Diğer türlüsü risk de sanki biraz. O zaman seyirci olarak bu insanlardan nefret edip zaten var olan uçurumu derinleştirmiş olacağız?

Evet, sonuçta dert o değil yani bu insanları tu kaka etmek değil. Bizim sinir olduğumuz bir durumu gerekçeleriyle gösterirsen o zaman ilişki kurabiliyorsun karakterle.

Burjuva diye niteleyeceksek bu kitleyi, tarihsel olarak burjuva aslında bir anlamda donanımlı ve sanata da hâmilik yapan bir sınıf. Biz niye burjuvayı böyle görüyoruz?

Belli bir gelir seviyesine erişmiş kitleye burjuva demeyi adet edindiğimiz için, kapital ilişkileri çok saçma sapan bir hale geldiği için. Buradaki belki ‘burjuvalaşamamış’ bir kitle. Bence şöyle bir şey var Türkiye’de; iktidarlar sürekli topluma ayar çekmeye çalıştığı için kültürel bir devamlılık sağlanamıyor. Devamlı bir yerlerde bir şeyler kopuyor ve onlar yeniden üretilmeye çalışılıyor. Biz sürekli boşluklar içinde kendimizi anlamlandırmaya çalışıyoruz.

Bu amorf yapı da bunun uzantısı çünkü hiçbir zaman geniş bir kitle bir entelektüel alt yapıya kavuşamadan bu sürekli başa dönüyor. Neticede de böyle kendini entelektüel zanneden bir kitle oluşuyor, bu da ‘burjuva’ya denk gelmiş oluyor, bizim kullandığımız anlamda.

Oysa bunlar cahil insanlar. Belki iyi bir eğitim almışlardır ama doğruyla yanlışı ayırt etme konusunda cahiller. Para var ama parayla kendine ya da değerli şeylere yatırım yapmıyor.

Korhan’ın eşi Handan yazar olmaya niyetlenip ilk hamle olarak en pahalı, marka bilgisayarı alıyor ve bilgisayarın kutusunu açtığında bilgisayarın özelliklerine bakmaya bile tenezzül etmeden kutudan çıkan toz bezine hayran oluyor!
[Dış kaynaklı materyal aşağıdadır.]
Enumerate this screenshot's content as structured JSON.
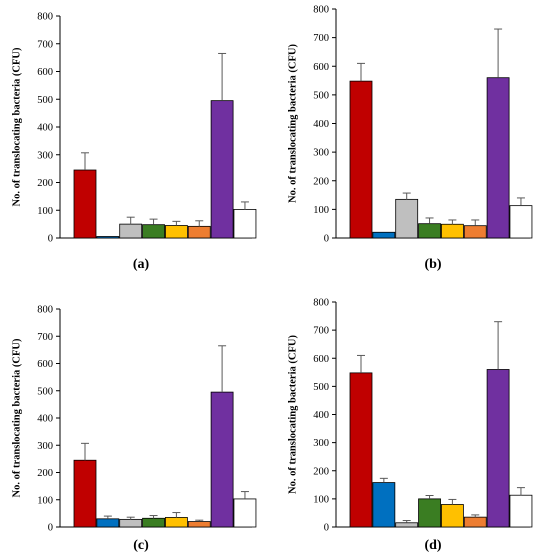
{
  "colors": {
    "palette": [
      "#c00000",
      "#0070c0",
      "#bfbfbf",
      "#3a7d22",
      "#ffc000",
      "#ed7d31",
      "#7030a0",
      "#ffffff"
    ],
    "bar_outline": "#000000",
    "error_bar": "#595959",
    "axis": "#000000"
  },
  "chart_data": [
    {
      "type": "bar",
      "panel": "(a)",
      "ylabel": "No. of translocating bacteria (CFU)",
      "ylim": [
        0,
        800
      ],
      "yticks": [
        0,
        100,
        200,
        300,
        400,
        500,
        600,
        700,
        800
      ],
      "values": [
        245,
        5,
        50,
        48,
        45,
        42,
        495,
        103
      ],
      "errors": [
        62,
        0,
        25,
        20,
        15,
        20,
        170,
        27
      ],
      "grid": false,
      "legend": "none"
    },
    {
      "type": "bar",
      "panel": "(b)",
      "ylabel": "No. of translocating bacteria (CFU)",
      "ylim": [
        0,
        800
      ],
      "yticks": [
        0,
        100,
        200,
        300,
        400,
        500,
        600,
        700,
        800
      ],
      "values": [
        548,
        20,
        135,
        50,
        48,
        43,
        560,
        113
      ],
      "errors": [
        62,
        0,
        22,
        20,
        15,
        20,
        170,
        27
      ],
      "grid": false,
      "legend": "none"
    },
    {
      "type": "bar",
      "panel": "(c)",
      "ylabel": "No. of translocating bacteria (CFU)",
      "ylim": [
        0,
        800
      ],
      "yticks": [
        0,
        100,
        200,
        300,
        400,
        500,
        600,
        700,
        800
      ],
      "values": [
        245,
        30,
        28,
        32,
        35,
        20,
        495,
        103
      ],
      "errors": [
        62,
        10,
        8,
        10,
        18,
        5,
        170,
        27
      ],
      "grid": false,
      "legend": "none"
    },
    {
      "type": "bar",
      "panel": "(d)",
      "ylabel": "No. of translocating bacteria (CFU)",
      "ylim": [
        0,
        800
      ],
      "yticks": [
        0,
        100,
        200,
        300,
        400,
        500,
        600,
        700,
        800
      ],
      "values": [
        548,
        158,
        15,
        100,
        80,
        35,
        560,
        113
      ],
      "errors": [
        62,
        15,
        8,
        12,
        18,
        8,
        170,
        27
      ],
      "grid": false,
      "legend": "none"
    }
  ]
}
İşte mesele bu; bilgisayarın anlamını orada bulabilmek! Bizde şöyle bir gelenek var bence; her şeyin sonuna atlıyoruz. Çünkü aradaki mesafe için tembeliz. Müthiş bir düşünsel tembelliğimiz var. Hiçbir şey için mücadele etmek ve onun sonrasında sahip olmanın anlamını kavramamaktan dolayı müthiş bir hazır lopçuluk var.

Bunların hepsi aslında insanın kendisiyle ilişkisiyle alakalı; kendi benliğinle doğru ilişki kurmak. Bu hayat boyu devam edecek bir süreç. O aradaki mesafeyi doğru ilişkilendirmezsen, kendini kendi hayatın içinde manalı bir yerde göremezsen bütün kazalara açık hale geliyorsun. İnsan hep saldırı altında ve biz bu ilişkiyi kuramadıkça bu düzensizlik devam edecek. Bence şu an zemini kaybettik, boşlukta uçuyoruz.